Boec des gulden thrones of der xxiiij ouden ende hoemen elken vinden mach ende van hoerren leringhen die si leren om te comen totten ewighen leven.
A fine mixture of Christian and Pagan wisdom Haarlem, (Jacob Bellaert), 1484. Folio. Modern vellum.With large woodcut printer's device on verso of last leaf, 24 woodcut illustrations of one of the "Old Men" teaching a young female kneeling in front of him, printed from 4 different blocks, and all initials suplied by hand, incl. several beautiful large initials richly decorated and coloured by hand in red and purple with fine penwork in the margins, text rubricated throughout. (1 blank, 3), 136 (=135), (1) lvs. The second Dutch edition of Otto van Passau's religious instructive work, first published at Utrecht in 1480. "The Golden Throne of the 24 Old Men" is the only work known to have been left by Otto Von Passau, a Franciscan preacher who lived in the second half of the 14th century.
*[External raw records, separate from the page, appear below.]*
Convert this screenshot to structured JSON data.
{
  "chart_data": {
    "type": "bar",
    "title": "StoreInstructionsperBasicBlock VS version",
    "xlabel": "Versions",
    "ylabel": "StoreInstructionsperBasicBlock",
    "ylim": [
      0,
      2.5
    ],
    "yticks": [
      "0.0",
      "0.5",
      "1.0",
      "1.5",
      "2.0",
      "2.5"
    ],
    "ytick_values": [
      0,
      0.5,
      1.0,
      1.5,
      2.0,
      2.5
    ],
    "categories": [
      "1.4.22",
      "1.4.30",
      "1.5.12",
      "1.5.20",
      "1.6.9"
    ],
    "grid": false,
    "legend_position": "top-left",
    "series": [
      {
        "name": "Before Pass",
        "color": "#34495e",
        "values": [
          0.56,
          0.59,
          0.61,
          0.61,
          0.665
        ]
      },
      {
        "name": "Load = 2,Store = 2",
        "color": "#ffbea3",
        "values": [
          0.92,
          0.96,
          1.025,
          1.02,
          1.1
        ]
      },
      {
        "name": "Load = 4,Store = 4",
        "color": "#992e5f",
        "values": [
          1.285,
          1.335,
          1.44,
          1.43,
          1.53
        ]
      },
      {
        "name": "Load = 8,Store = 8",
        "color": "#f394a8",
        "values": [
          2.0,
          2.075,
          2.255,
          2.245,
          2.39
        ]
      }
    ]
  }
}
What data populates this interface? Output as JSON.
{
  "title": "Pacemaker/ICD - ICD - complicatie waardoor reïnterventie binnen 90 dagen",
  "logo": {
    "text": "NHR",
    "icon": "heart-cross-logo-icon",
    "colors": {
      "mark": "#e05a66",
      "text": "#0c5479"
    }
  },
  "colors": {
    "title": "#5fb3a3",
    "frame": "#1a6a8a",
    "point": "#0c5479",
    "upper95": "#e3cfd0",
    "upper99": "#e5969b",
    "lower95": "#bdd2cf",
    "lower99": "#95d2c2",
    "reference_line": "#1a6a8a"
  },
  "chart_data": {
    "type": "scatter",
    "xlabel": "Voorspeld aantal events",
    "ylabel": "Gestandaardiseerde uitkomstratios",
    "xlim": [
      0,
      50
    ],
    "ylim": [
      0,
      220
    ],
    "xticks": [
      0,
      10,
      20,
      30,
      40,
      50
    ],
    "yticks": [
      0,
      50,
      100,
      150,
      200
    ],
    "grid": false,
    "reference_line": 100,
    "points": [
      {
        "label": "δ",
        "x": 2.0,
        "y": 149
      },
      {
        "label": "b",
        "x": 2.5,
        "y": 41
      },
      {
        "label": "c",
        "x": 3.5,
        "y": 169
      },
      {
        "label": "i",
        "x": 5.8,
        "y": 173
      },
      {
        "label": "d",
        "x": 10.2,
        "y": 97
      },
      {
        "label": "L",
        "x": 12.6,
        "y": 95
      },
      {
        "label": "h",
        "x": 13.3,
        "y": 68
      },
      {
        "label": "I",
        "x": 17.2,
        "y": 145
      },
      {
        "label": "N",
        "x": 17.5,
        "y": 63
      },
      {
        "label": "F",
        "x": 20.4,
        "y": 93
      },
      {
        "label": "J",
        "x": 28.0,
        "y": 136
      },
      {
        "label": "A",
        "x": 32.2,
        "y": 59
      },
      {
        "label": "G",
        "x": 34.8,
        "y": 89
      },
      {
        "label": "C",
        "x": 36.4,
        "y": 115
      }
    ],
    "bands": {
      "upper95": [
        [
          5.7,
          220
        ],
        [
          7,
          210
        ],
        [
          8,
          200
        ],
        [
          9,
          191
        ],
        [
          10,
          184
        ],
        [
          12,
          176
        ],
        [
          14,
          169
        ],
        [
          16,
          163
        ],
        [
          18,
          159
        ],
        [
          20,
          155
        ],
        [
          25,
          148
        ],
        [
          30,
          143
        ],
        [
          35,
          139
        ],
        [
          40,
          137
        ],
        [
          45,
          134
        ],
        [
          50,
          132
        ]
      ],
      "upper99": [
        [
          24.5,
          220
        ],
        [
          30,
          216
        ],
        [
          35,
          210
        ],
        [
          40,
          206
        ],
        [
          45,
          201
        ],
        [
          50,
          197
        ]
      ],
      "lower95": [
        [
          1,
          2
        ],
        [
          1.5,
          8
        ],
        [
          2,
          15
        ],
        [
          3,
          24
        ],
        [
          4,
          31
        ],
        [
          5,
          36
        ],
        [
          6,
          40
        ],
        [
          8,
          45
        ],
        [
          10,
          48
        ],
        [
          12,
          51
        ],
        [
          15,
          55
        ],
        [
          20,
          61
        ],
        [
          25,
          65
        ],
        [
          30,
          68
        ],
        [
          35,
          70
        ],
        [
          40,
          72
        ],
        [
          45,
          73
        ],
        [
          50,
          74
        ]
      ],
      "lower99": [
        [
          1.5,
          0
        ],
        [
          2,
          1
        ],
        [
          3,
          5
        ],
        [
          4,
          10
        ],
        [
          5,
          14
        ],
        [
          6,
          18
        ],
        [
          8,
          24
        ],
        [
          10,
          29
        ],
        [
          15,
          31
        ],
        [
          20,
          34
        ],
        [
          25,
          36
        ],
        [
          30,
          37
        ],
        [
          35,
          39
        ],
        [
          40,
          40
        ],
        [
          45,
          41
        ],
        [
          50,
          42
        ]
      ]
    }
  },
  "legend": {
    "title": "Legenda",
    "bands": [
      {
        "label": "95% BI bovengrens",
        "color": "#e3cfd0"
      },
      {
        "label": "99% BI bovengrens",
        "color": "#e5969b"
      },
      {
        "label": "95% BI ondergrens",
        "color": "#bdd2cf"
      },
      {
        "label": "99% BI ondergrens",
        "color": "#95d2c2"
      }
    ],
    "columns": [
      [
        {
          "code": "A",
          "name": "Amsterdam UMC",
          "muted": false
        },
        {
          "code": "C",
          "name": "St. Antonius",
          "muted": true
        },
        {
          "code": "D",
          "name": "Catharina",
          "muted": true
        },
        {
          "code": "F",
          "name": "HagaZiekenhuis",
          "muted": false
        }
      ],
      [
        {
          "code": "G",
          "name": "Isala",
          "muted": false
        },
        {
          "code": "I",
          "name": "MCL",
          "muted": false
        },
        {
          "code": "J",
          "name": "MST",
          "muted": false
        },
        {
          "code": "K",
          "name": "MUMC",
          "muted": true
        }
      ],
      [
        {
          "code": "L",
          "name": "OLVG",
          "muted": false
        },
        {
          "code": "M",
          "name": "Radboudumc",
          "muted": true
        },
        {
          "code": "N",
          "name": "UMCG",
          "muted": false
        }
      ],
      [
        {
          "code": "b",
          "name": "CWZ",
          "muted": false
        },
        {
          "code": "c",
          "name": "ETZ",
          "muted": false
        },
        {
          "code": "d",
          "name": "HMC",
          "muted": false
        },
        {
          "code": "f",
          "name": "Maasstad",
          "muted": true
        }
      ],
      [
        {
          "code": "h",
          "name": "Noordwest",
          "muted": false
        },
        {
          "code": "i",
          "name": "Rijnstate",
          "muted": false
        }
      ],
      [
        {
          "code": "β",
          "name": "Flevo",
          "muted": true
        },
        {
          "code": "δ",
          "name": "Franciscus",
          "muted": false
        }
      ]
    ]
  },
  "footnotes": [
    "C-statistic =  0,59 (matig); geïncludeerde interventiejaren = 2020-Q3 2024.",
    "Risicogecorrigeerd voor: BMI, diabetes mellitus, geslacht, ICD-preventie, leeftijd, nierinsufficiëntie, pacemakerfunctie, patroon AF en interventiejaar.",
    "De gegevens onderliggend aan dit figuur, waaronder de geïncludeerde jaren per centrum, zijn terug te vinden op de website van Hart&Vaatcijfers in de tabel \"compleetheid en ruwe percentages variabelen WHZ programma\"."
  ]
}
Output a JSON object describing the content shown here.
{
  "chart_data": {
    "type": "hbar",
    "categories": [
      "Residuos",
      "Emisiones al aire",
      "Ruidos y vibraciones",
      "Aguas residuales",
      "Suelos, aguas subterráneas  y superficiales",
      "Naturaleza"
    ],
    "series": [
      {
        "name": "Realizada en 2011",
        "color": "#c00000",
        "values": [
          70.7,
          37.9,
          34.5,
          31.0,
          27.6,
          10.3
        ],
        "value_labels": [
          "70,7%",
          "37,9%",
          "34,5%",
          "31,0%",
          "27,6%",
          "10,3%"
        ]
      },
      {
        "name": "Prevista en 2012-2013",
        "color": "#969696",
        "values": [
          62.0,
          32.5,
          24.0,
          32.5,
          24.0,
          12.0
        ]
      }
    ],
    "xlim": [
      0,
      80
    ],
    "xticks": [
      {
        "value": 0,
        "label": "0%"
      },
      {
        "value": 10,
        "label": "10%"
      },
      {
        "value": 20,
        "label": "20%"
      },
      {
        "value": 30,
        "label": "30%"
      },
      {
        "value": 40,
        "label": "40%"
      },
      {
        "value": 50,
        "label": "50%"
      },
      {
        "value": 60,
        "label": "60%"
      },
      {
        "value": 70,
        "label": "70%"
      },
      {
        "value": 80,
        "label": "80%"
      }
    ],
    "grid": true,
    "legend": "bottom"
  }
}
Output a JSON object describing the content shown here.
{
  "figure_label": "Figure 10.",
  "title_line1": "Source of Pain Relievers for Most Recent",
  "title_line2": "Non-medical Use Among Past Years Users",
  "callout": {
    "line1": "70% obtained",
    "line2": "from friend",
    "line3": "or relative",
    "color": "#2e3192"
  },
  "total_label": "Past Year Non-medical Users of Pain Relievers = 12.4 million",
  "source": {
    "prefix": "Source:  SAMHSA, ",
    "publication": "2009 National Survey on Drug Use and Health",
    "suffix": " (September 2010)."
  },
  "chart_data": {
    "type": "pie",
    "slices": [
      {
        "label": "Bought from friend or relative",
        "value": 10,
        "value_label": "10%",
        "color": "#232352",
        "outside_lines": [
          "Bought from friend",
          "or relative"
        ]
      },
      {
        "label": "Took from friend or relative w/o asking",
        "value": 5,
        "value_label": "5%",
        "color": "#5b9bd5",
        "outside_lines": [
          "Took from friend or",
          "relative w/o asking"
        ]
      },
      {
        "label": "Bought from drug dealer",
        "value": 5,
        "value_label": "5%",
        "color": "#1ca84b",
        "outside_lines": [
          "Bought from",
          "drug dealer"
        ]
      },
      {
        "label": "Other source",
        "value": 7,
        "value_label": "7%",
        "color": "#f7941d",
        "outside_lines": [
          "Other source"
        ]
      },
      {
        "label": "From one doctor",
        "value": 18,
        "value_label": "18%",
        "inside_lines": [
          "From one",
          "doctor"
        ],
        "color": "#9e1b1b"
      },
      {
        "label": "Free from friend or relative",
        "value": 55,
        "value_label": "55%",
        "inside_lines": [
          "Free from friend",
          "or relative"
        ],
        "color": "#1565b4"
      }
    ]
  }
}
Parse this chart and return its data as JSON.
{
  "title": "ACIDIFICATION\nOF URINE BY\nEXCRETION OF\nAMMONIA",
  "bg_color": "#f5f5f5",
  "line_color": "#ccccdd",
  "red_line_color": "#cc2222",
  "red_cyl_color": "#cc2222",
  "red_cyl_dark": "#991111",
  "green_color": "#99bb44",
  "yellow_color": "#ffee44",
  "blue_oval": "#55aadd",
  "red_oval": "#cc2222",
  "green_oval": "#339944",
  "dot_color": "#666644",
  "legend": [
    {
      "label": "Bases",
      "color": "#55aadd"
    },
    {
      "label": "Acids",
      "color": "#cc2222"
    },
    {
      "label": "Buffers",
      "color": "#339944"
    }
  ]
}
The work is to be dated at 1383, and represents a fine mixture of Christian and Pagan wisdom. It is divided into 24 chapters, each containing a lecture by one of the old men of the Apocalipse, teaching nuns and brothers of lay orders a way of life which will lead them to the "Golden Throne" of eternal bliss. Each lecture has its own theme, like the essence of God and man, mourning, confession and penance, love, hope, the sacraments, friendship, death, the chosen, hell, the last things, etc. The work remained popular until the beginning of the 17th century. The book is finely printed in a good sized lettre bātarde, in two columns, with 39 lines to a column. It is also most attractively illustrated with charming woodcuts, printed from four different blocks, which came originally from Haarlem block books. The first four leaves contain the table of contents and prologue. Our copy is furthermore richly and beautifully adorned with decorated initials in colour supplied by hand and rubricated throughout. Good large-paper copy, with contemporary owner's manuscript entry on verso of first blank, and early 17th century manuscript provenance on blank verso of the Prologue.- (Sl. thumbed and waterst., rather severily waterst. at the end; margins of last leaves restored without loss of text). Goff O 125; Campbell 1343; Hain-Copinger 12132; Polain 2941; Oates 3649; Proctor 9171; BMC IX, 101.